Antea’s eyes slid to his half-open shirt, to the glimpse of a lean, toned chest beneath it.
She bit her lip.
And then her eyes dropped automatically to the one area she absolutely did not want to look at.
She tore her gaze away quickly.
He said something else, still radiating that overcharged energy, then tapped her in the stomach with the dull end of the dart.
It didn’t hurt, but she jolted.
Mark didn’t react.
Was he intimidated?
Antea looked at him and got the impression his brain had gone into buffering.
She still hadn’t gotten a good look at his face.
His cheekbones were high and sharp.
His jawline, angular and clean, drew a blade-like profile.
Overall, his face was handsome and razor-edged — but with the wrong kind of beauty.
A sexy face, yes, but in a way that felt more like a threat than an invitation.
His hair, slightly curly and a bit tousled, fell over his forehead, framing him as if trying to tame him — without quite succeeding.
On his left ear he wore a large earring; on his hand, a thin ring made of a material that looked like fire opal.
I wonder how much this guy fucks, Antea thought, swallowing.
But set into the pale, grayish skin of his face were those unsettling yellow eyes.
The feral clarity around those strange, almost hypnotic — hybrid — irises, which framed two pitch-black pupils dilated far beyond human norms, caught her instantly.
They were beautiful, yes, but that wasn’t the only reason she couldn’t look away.
There was another reason — a different one from what anyone might imagine, judging by that playful, self-satisfied grin of his.
Her heart started pounding.
Too hard.
A flash: the constellation of eyes, at one point yellow like the lanky guy’s.
A fragment of the face of the mutant grizzly-man who had tried to rape her on their first day.

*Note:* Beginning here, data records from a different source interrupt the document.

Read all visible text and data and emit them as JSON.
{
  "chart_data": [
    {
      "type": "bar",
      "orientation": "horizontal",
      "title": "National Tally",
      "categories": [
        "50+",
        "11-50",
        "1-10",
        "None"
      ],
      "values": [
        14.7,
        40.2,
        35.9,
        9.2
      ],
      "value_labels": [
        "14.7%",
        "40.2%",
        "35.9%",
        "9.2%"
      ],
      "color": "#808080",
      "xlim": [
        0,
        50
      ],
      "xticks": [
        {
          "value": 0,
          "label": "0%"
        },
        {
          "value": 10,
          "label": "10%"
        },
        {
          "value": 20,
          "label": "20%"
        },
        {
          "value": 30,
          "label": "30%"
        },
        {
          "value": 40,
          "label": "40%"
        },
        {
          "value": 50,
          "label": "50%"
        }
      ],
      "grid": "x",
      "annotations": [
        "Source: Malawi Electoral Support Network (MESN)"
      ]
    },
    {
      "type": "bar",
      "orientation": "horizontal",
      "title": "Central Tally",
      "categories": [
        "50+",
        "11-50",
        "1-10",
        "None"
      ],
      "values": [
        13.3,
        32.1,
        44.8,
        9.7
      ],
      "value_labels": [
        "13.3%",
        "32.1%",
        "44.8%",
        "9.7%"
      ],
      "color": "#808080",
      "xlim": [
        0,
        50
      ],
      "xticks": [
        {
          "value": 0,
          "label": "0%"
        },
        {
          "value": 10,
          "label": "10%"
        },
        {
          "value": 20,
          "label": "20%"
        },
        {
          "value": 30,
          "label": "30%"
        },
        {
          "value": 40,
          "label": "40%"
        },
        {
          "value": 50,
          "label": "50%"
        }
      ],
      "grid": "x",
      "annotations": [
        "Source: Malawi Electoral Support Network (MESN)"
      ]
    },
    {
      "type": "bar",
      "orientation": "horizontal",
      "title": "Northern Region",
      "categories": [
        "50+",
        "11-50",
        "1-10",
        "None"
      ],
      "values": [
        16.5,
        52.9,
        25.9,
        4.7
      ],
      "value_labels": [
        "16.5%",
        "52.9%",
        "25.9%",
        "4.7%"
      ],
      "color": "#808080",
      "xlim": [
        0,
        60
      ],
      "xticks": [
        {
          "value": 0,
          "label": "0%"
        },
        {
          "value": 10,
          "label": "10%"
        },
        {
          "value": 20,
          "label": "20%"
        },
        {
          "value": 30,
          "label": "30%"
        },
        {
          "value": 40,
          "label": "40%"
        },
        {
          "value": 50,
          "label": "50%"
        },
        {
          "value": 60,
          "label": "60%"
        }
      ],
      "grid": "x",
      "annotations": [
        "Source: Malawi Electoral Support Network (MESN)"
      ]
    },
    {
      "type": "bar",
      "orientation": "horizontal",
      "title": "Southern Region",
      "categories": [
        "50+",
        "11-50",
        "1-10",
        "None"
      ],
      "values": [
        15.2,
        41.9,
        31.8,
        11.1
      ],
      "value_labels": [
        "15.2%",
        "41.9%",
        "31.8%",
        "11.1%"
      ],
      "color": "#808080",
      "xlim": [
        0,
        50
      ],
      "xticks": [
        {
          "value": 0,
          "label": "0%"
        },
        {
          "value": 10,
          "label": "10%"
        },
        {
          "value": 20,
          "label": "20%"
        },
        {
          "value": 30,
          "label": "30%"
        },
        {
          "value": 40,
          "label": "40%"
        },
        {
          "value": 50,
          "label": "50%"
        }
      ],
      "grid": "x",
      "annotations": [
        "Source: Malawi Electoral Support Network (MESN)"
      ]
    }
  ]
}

A sudden fracture in the onion of rationalizations she had painstakingly fabricated after that episode triggered the eruption of a pure existential terror: the kind of fear you feel when it seems that the entire world — including your own body — is repudiating you in a draconian way.
She relived it all in a second — maybe less.
The sensation of that heat-drunk, slobbering beast’s drool sliding down her chest.
The helplessness.
Every certainty collapsing while inhabiting a body that wasn’t the one she’d grown up in.
Vertigo.
Her knees gave out and she dropped.
The swirl of voices — among which Mark’s “Breathe slow! Breathe slow!” kept breaking through — merged with the tidal sway of her vision.
She was choking.
The terror of having lost control over every single part of herself clamped down on her amygdala.
Was she about to faint?
Her chest hurt.
Nothing made sense anymore.
Strong arms lifted her off the ground.
Even through the diplopia she could recognize Mark from an angle that should have told her she’d been picked up — if her brain were still the receptacle of intuition it normally was, among other things.